The Boston Diaries

The ongoing saga of a programmer who doesn't live in Boston, nor does he even like Boston, but yet named his weblog/journal “The Boston Diaries.”

Go figure.

Tuesday, August 05, 2025

A bit of a deep dive into the Feedly bot

This Lobsters thread got me looking at Feedly again. Last month, the Feedly bot made the following requests to the Atom feed for my site:

Feedly Agents for July 2025
Resource Response Agent Requests
/index.atom 200 Feedly/1.0 2058
//index.atom 200 Feedly/1.0 (poller) 86
/index.atom 200 Feedly/1.0 (+http://www.feedly.com/fetcher.html; 37 subscribers; ) 19
/index.atom 200 Feedly/1.0 (+http://www.feedly.com/fetcher.html; 16 subscribers; ) 19
//index.atom 200 Feedly/1.0 (+http://www.feedly.com/fetcher.html; 8 subscribers; ) 19
/index.atom 200 Feedly/1.0 (poller; 37 subscribers; ) 11
/index.atom 200 Feedly/1.0 (+https://feedly.com/poller.html; 37 subscribers; ) 1
/index.atom 200 Feedly/1.0 (+https://feedly.com/poller.html; 16 subscribers; ) 1

One suggestion for one request for /index.atom having 37 subscribers, and another for /index.atom having 16 subscribers was one was originally for http: and the other for https:. That's a decent explanation, given we have 8 subscribers for //index.atom, telling me that Feedly is treating http://boston.conman.org/index.atom, https://boston.conman.org/index.atom and https://boston.conman.org//index.atom as entirely separate feeds, even though I now redirect http: to https:. But even though I do redirect http: to https:, it's with a temporary redirect, not a permanent one (because I'm still wary about making the redirect permanent) so that one is totally on me; the //index.atom is obviously a typo so that one is totally on Feedly.

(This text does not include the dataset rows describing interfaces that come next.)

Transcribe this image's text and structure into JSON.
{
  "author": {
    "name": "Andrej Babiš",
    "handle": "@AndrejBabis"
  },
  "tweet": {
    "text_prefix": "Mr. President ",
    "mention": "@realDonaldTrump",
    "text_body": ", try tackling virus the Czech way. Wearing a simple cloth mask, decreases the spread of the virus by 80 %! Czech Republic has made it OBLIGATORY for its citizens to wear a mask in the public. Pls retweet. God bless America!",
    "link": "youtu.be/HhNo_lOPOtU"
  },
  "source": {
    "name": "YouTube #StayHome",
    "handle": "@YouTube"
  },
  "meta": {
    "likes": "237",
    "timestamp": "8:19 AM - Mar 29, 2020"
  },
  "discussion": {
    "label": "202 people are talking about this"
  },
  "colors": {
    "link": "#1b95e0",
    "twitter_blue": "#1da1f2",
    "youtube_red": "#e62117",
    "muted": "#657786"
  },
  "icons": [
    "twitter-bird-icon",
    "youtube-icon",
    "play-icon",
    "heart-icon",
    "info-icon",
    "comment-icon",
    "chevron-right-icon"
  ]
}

I still can't tell the difference between the fetcher and the poller. Even the pages describing the two are identical, except one says “Fetcher” and the other says “Poller.” That's just really weird. And what's with the plain “Feedly/1.0” bot?

The 200 response means that Feedly did not do a conditional fetch of the feed (Feedly can ask “Did the file change since I last requested it?” and my server can reply with either “Yes, here it is” with a 200 response, or “No, it did not” with a 304 response). I did go back before I {^2022/12/04.1 switch to https:) and there, (from November of 2022) I get a completely different Feedly:

Feedly Agents for November 2022
Resource Respose Agent Requests
/index.atom 304 Feedly/1.0 (+http://www.feedly.com/fetcher.html; 27 subscribers; like FeedFetcher-Google) 2656
/index.atom 304 Feedly/1.0 (+http://www.feedly.com/fetcher.html; 28 subscribers; like FeedFetcher-Google) 477
/index.atom 200 Feedly/1.0 (+http://www.feedly.com/fetcher.html; 27 subscribers; like FeedFetcher-Google) 40
/index.atom 200 Feedly/1.0 (+http://www.feedly.com/fetcher.html; 28 subscribers; like FeedFetcher-Google) 8

Aside from picking up one more subscription from Feedly, it's what I would expect—most requests are conditional with none of that “fetcher/poller” stuff. I can explain the current lack of conditional requests on the http: to https: redirect throwing off the request code, since that seems to hold true starting with December of 2022. But in June of 2023, when I get my first https: subscriber, there is no conditional requests:

Feedly Agents for June 2023
Resource Response Agent Requests
/index.atom 200 Feedly/1.0 (+http://www.feedly.com/fetcher.html; 32 subscribers; ) 227
/index.atom 200 Feedly/1.0 (+http://www.feedly.com/fetcher.html; 1 subscribers; ) 136
/index.atom 200 Feedly/1.0 (+http://www.feedly.com/fetcher.html; 33 subscribers; ) 74

So maybe their https: request code fails to do conditional requests? Odd, but it does explain why there are no conditional requests. It also appears that they tuned their polling down from November of 2022 to June 2023. Seems like a few easy bugs to fix to me.

But then in September of 2023, the number of requests for the https: version shoots up over 4,000, almost 6,000 in October 2023, and in November of 2023 the “poller” first shows up, only to go away in December of 2023, only to show up again in March 2024 and stick around from there. So it's clear to me that the backend at Feedly changed, and from my point of view, not for the better.